Et revoilà notre ami Lavrov !
En effet, le chef de la diplomatie russe, Sergueï Lavrov, a entamé depuis hier lundi 3 juin 2024 une nouvelle tournée africaine.
Il faut dire que depuis l'éclatement de la guerre russo-ukrainienne, en février 2022, qui a conduit à l'isolement de Moscou en Europe, Sergueï Lavrov a dû améliorer sa géographie du continent noir, tant il en a multiplié les séjours.
En 2022, par exemple, il s'était rendu successivement en Egypte, en Ouganda puis en RDC. Une année après, l'émule d'Alexandre Gortchakov (1) a repris son bâton de pèlerin pour l'Afrique du Sud, l'Angola, l'Erythrée, le Mali, la Mauritanie et le Soudan.
Pour cette nouvelle saison du Lavrov Trip, l'actuel locataire de la « troisième soeur » des gratte-ciel staliniens a choisi de se rendre en Guinée puis le même jour au Congo-Brazzaville pour terminer par le Tchad le 5 juin et peut-être, bien avant, en effectuant un détour au Burkina Faso, selon plusieurs sources.

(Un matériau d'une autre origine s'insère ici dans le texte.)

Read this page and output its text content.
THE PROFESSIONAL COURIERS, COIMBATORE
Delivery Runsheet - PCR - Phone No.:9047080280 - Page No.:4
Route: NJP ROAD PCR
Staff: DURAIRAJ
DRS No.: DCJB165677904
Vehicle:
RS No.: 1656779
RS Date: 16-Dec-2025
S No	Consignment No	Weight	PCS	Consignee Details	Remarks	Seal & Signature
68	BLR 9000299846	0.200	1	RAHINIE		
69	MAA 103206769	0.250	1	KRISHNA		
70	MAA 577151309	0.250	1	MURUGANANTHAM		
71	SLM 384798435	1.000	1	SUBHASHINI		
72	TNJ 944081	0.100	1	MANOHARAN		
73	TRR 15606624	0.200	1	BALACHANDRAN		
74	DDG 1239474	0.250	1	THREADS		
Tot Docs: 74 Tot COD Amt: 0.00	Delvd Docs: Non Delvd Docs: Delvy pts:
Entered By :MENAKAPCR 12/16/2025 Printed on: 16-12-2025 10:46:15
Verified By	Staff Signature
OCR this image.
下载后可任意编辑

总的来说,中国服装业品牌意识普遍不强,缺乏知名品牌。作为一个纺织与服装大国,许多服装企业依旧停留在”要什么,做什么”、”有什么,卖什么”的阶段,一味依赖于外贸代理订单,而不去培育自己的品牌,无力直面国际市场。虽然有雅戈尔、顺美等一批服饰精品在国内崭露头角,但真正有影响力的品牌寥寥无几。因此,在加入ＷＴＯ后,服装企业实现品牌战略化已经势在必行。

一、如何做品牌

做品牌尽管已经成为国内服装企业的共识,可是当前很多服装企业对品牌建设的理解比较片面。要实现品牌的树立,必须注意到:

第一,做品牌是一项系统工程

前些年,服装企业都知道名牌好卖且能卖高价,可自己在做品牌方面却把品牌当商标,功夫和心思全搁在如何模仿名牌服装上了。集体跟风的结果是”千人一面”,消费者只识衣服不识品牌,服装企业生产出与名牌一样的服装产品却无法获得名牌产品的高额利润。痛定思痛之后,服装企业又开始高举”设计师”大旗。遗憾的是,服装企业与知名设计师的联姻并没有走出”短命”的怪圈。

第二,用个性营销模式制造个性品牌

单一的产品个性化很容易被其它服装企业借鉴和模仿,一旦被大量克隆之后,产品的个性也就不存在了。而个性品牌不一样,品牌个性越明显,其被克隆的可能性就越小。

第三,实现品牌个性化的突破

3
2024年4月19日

Reçu en audience à Conakry par le chef de l'Etat, Mamadi Doumbouya, le ministre Sergueï Lavrov a rencontré des dirigeants politiques au moment où le processus de retour à l'ordre constitutionnel normal connaît de nombreux blocages dans sa mise en oeuvre.
Sans nul doute que le dossier économique a été à l'ordre du jour de cette visite quand on sait que la Russie est présente dans le secteur minier du pays et qu'un contentieux oppose le groupe Nordgold à l'Etat guinéen, qui lui réclame des dizaines de millions de dollars.
A Brazzaville où il est arrivé dans la soirée de ce lundi, il sera beaucoup question de la crise libyenne. Après un premier séjour en juillet 2022, le chef de la diplomatie devra s'entretenir avec le président Denis Sassou-N'Guesso, nommé à la tête du comité de haut niveau de l'Union africaine pour la Libye.
Moscou, qui soutient les forces combattantes du maréchal Kalifa Haftar, parviendra-t-il à sortir ledit comité de son impotence dans une guerre civile où sa voix est inaudible face aux puissances régionales et internationales dont les rivalités économiques et géostratégiques sont à l'origine des malheurs du pays de Kadhafi ? Rien n'est moins sûr.
Mais l'étape la plus importante de cette tournée sera sans nul doute celle du Tchad.
Présenté comme le dernier bastion de la France dans le Sahel, le pays de François Tombalbaye nourrit les convoitises de l'Ours russe qui ne cesse de faire son trou dans l'ancienne basse-cour du Coq gaulois, notamment du Mali, du Burkina Faso et du Niger.
Il faut dire que l'actuel homme fort du Tchad, Mahamat Idriss Deby, ne cache pas son tropisme moscovite, contrairement à son géniteur de président, feu Idriss Deby Itno, dont le gouvernement avait condamné l'invasion russe en Ukraine.
En janvier 2024, Deby-fils a effectué une visite officielle à Moscou où il a été reçu avec tous les honneurs dus à un chef de l'Etat d'un « pays frère », selon Vladimir Poutine. Les deux hommes ont évoqué des questions liées à la coopération agricole et minière mais aussi à la situation sécuritaire de la sous-région. Le maître du Kremlin a rassuré son hôte de son engagement à oeuvrer à la stabilisation de la zone.
Si Moscou parvenait à placer le Tchad dans son giron, il aurait par la même occasion étendu son influence sur l'ex-G5 Sahel (excepté la Mauritanie), porté à bout de bras par les Occidentaux, particulièrement la France.
Et le Kremlin n'entend pas lâcher prise. Après le Sommet Russie-Afrique de juillet 2023 à Saint-Pétersbourg qui a réuni plusieurs chefs d'Etat et de gouvernement du continent noir, il est prévu cette fois-ci un Sommet des ministres africains des Affaires étrangères à Sotchi courant dernier trimestre de cette année.
---------------------------------------------------------
(1) Ministre des Affaires étrangères de l'empereur russe Alexandre II qui, après la défaite de la guerre de Crimée, avait restauré la position de son pays face aux puissances européennes.